08.06.2012, 16:57 Uhr

Bei Umfragen kommt immer das raus, was ich möchte. Der Kreis der Befragten und die Fragestellung ist entscheidend.

Tatsache ist, daß die USA bei über 20% Arbeitslosigkeit ist, wenn ehrlich gerechnet wird, über 48 Millionen, also mehr als die Hälfte der Bevölkerung Deutschland, bekommt Essensmarken, aufgrund hoher privater Verschuldung und Verlusten bei Wert der Häuser, die während des Boos als ATM genutzt wurden, ist auch die Lage der Rentner schlecht.

Für viele ist der amerikanische Traum jetzt ein Albtraum

Wagner

09.06.2012, 00:42 Uhr

In diesem Zusammenhang lohnt sich die Lektüre des Artikels der Wirtschaftswoche vom 22.08.10:
http://www.wiwo.de/erfolg/laechle-oder-stirb-die-diktatur-des-positiven-denkens/5672230.html
„Lächle oder stirb - Die Diktatur des positiven Denkens“
Untertitel: Die amerikanische Bestseller-Autorin Barbara Ehrenreich über die Ideologie des positiven Denkens, die die Wirtschaft zerstört und die Welt verdummt.

Account gelöscht!

10.06.2012, 12:15 Uhr

Von den 343 Mio Euro Jahresbudget der in Paris ansässigen OECD zahlte die USA knapp 1/4, Japan ca 18% und Deutschland ca 10%.
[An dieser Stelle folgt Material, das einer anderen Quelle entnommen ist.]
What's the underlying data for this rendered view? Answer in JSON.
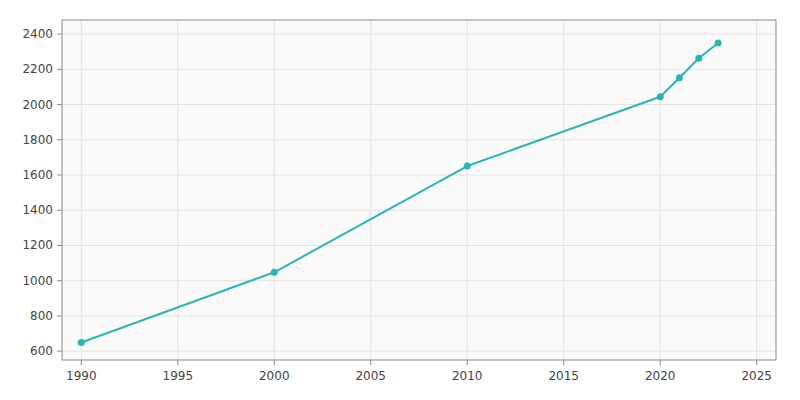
{
  "chart_data": {
    "type": "line",
    "x": [
      1990,
      2000,
      2010,
      2020,
      2021,
      2022,
      2023
    ],
    "values": [
      649,
      1048,
      1651,
      2044,
      2152,
      2263,
      2349
    ],
    "color": "#2ab5b5",
    "marker": "circle",
    "xlim": [
      1989,
      2026
    ],
    "ylim": [
      550,
      2480
    ],
    "xticks": [
      1990,
      1995,
      2000,
      2005,
      2010,
      2015,
      2020,
      2025
    ],
    "yticks": [
      600,
      800,
      1000,
      1200,
      1400,
      1600,
      1800,
      2000,
      2200,
      2400
    ],
    "grid": true
  }
}
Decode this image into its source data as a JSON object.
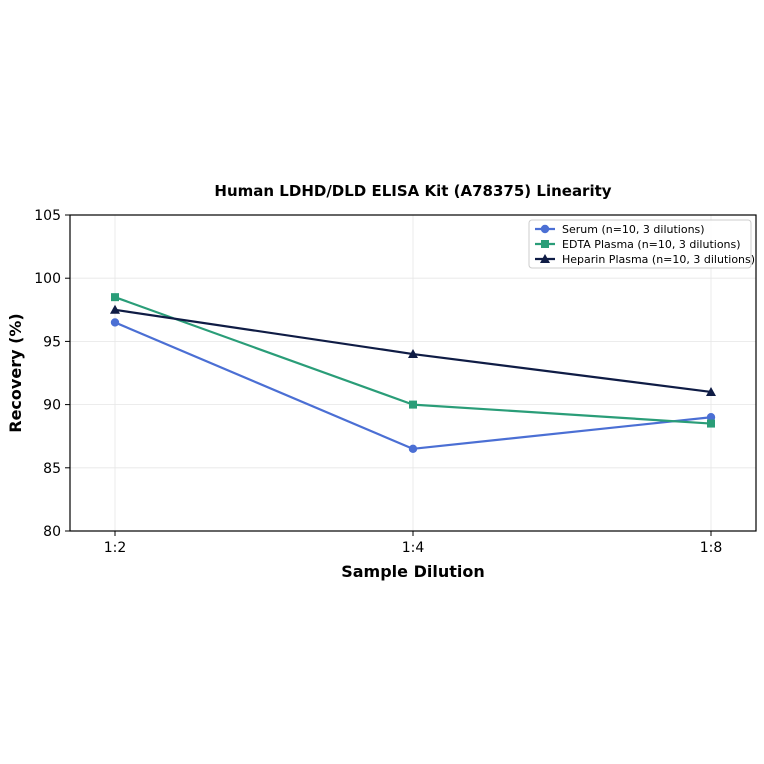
{
  "chart_data": {
    "type": "line",
    "title": "Human LDHD/DLD ELISA Kit (A78375) Linearity",
    "xlabel": "Sample Dilution",
    "ylabel": "Recovery (%)",
    "categories": [
      "1:2",
      "1:4",
      "1:8"
    ],
    "ylim": [
      80,
      105
    ],
    "yticks": [
      80,
      85,
      90,
      95,
      100,
      105
    ],
    "grid": true,
    "legend_position": "top-right",
    "series": [
      {
        "name": "Serum (n=10, 3 dilutions)",
        "values": [
          96.5,
          86.5,
          89.0
        ],
        "color": "#4b6fd4",
        "marker": "circle"
      },
      {
        "name": "EDTA Plasma (n=10, 3 dilutions)",
        "values": [
          98.5,
          90.0,
          88.5
        ],
        "color": "#2a9d78",
        "marker": "square"
      },
      {
        "name": "Heparin Plasma (n=10, 3 dilutions)",
        "values": [
          97.5,
          94.0,
          91.0
        ],
        "color": "#0f1c45",
        "marker": "triangle"
      }
    ]
  }
}
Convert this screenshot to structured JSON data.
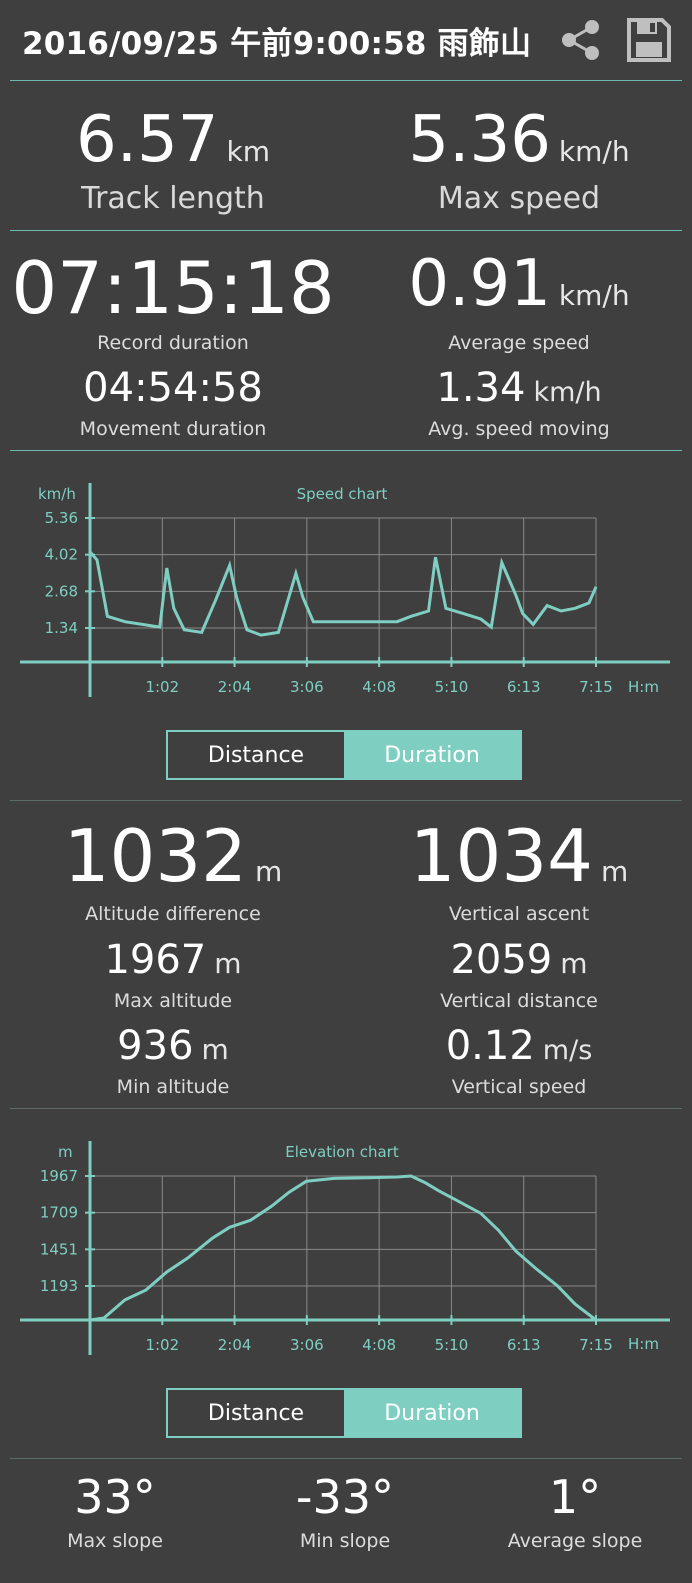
{
  "header": {
    "title": "2016/09/25 午前9:00:58 雨飾山",
    "share_icon": "share-icon",
    "save_icon": "save-icon"
  },
  "summary": {
    "track_length": {
      "value": "6.57",
      "unit": "km",
      "label": "Track length"
    },
    "max_speed": {
      "value": "5.36",
      "unit": "km/h",
      "label": "Max speed"
    }
  },
  "duration": {
    "record": {
      "value": "07:15:18",
      "label": "Record duration"
    },
    "movement": {
      "value": "04:54:58",
      "label": "Movement duration"
    },
    "avg_speed": {
      "value": "0.91",
      "unit": "km/h",
      "label": "Average speed"
    },
    "avg_moving": {
      "value": "1.34",
      "unit": "km/h",
      "label": "Avg. speed moving"
    }
  },
  "speed_chart": {
    "title": "Speed chart",
    "y_unit": "km/h",
    "x_unit": "H:m",
    "y_ticks": [
      "5.36",
      "4.02",
      "2.68",
      "1.34"
    ],
    "x_ticks": [
      "1:02",
      "2:04",
      "3:06",
      "4:08",
      "5:10",
      "6:13",
      "7:15"
    ],
    "toggle": {
      "left": "Distance",
      "right": "Duration",
      "active": "right"
    }
  },
  "altitude": {
    "diff": {
      "value": "1032",
      "unit": "m",
      "label": "Altitude difference"
    },
    "ascent": {
      "value": "1034",
      "unit": "m",
      "label": "Vertical ascent"
    },
    "max": {
      "value": "1967",
      "unit": "m",
      "label": "Max altitude"
    },
    "vdist": {
      "value": "2059",
      "unit": "m",
      "label": "Vertical distance"
    },
    "min": {
      "value": "936",
      "unit": "m",
      "label": "Min altitude"
    },
    "vspeed": {
      "value": "0.12",
      "unit": "m/s",
      "label": "Vertical speed"
    }
  },
  "elevation_chart": {
    "title": "Elevation chart",
    "y_unit": "m",
    "x_unit": "H:m",
    "y_ticks": [
      "1967",
      "1709",
      "1451",
      "1193"
    ],
    "x_ticks": [
      "1:02",
      "2:04",
      "3:06",
      "4:08",
      "5:10",
      "6:13",
      "7:15"
    ],
    "toggle": {
      "left": "Distance",
      "right": "Duration",
      "active": "right"
    }
  },
  "slope": {
    "max": {
      "value": "33°",
      "label": "Max slope"
    },
    "min": {
      "value": "-33°",
      "label": "Min slope"
    },
    "avg": {
      "value": "1°",
      "label": "Average slope"
    }
  },
  "colors": {
    "accent": "#7fcec2",
    "background": "#3f3f3f",
    "grid": "#8a8a8a"
  },
  "chart_data": [
    {
      "type": "line",
      "title": "Speed chart",
      "ylabel": "km/h",
      "xlabel": "H:m",
      "x": [
        0.0,
        0.1,
        0.25,
        0.5,
        0.75,
        1.0,
        1.1,
        1.2,
        1.35,
        1.6,
        1.8,
        2.0,
        2.1,
        2.25,
        2.45,
        2.7,
        2.95,
        3.05,
        3.2,
        3.45,
        3.7,
        3.9,
        4.15,
        4.4,
        4.6,
        4.85,
        4.95,
        5.1,
        5.35,
        5.6,
        5.75,
        5.9,
        6.1,
        6.2,
        6.35,
        6.55,
        6.75,
        6.95,
        7.15,
        7.25
      ],
      "series": [
        {
          "values": [
            4.1,
            3.8,
            1.7,
            1.5,
            1.4,
            1.3,
            3.5,
            2.0,
            1.2,
            1.1,
            2.3,
            3.6,
            2.4,
            1.2,
            1.0,
            1.1,
            3.3,
            2.4,
            1.5,
            1.5,
            1.5,
            1.5,
            1.5,
            1.5,
            1.7,
            1.9,
            3.9,
            2.0,
            1.8,
            1.6,
            1.3,
            3.7,
            2.5,
            1.8,
            1.4,
            2.1,
            1.9,
            2.0,
            2.2,
            2.8
          ]
        }
      ],
      "ylim": [
        0,
        5.36
      ]
    },
    {
      "type": "line",
      "title": "Elevation chart",
      "ylabel": "m",
      "xlabel": "H:m",
      "x": [
        0.0,
        0.2,
        0.5,
        0.8,
        1.1,
        1.4,
        1.75,
        2.0,
        2.3,
        2.6,
        2.85,
        3.1,
        3.5,
        4.0,
        4.4,
        4.6,
        4.8,
        5.0,
        5.3,
        5.6,
        5.85,
        6.1,
        6.4,
        6.7,
        6.95,
        7.25
      ],
      "series": [
        {
          "values": [
            936,
            950,
            1080,
            1150,
            1280,
            1380,
            1520,
            1600,
            1650,
            1750,
            1850,
            1930,
            1950,
            1955,
            1960,
            1967,
            1920,
            1860,
            1780,
            1700,
            1580,
            1430,
            1300,
            1180,
            1050,
            936
          ]
        }
      ],
      "ylim": [
        936,
        1967
      ]
    }
  ]
}
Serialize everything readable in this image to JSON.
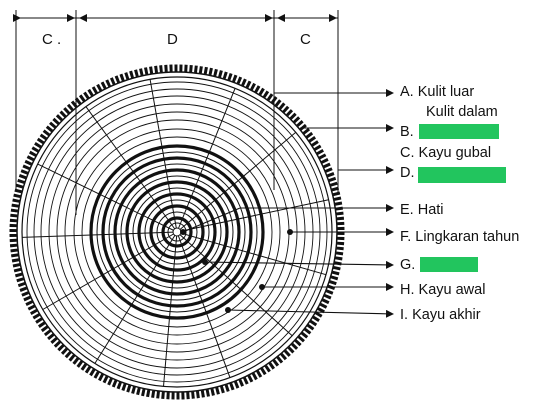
{
  "dimensions": {
    "left": "C .",
    "center": "D",
    "right": "C"
  },
  "labels": {
    "a": "A. Kulit luar",
    "kulit_dalam": "Kulit dalam",
    "b": "B.",
    "c": "C. Kayu gubal",
    "d": "D.",
    "e": "E. Hati",
    "f": "F. Lingkaran tahun",
    "g": "G.",
    "h": "H. Kayu awal",
    "i": "I.  Kayu akhir"
  },
  "colors": {
    "mask": "#22c55e",
    "ink": "#111111"
  }
}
Nachdem die OECD in der Vergangenheit mit recht eigenwilligen Statistiken aufgefallen war, hat die USA auf diplomatischem Wege nachdrücklich darauf hingewiesen, dass sie von dieser Art kreativer Datenerhebung und -interpretation nicht viel halten.

Beim "Better Life Index" - ein Jahr vor den Wahlen in USA veröffentlicht, ist man den Hauptgeldgeber nun entgegengekommen. Das Timing stimmt also.
Ein Schelm, wer Böses dabei denkt.

Aber mal im Ernst: welcher halbwegs gebildete Mitteleuropäer hält solche "Rankings" für a) wissenschaftlich und b) glaubwürdig?

Das einzig Ärgerliche daran ist, dass wir Deutschen so viel rein zahlen.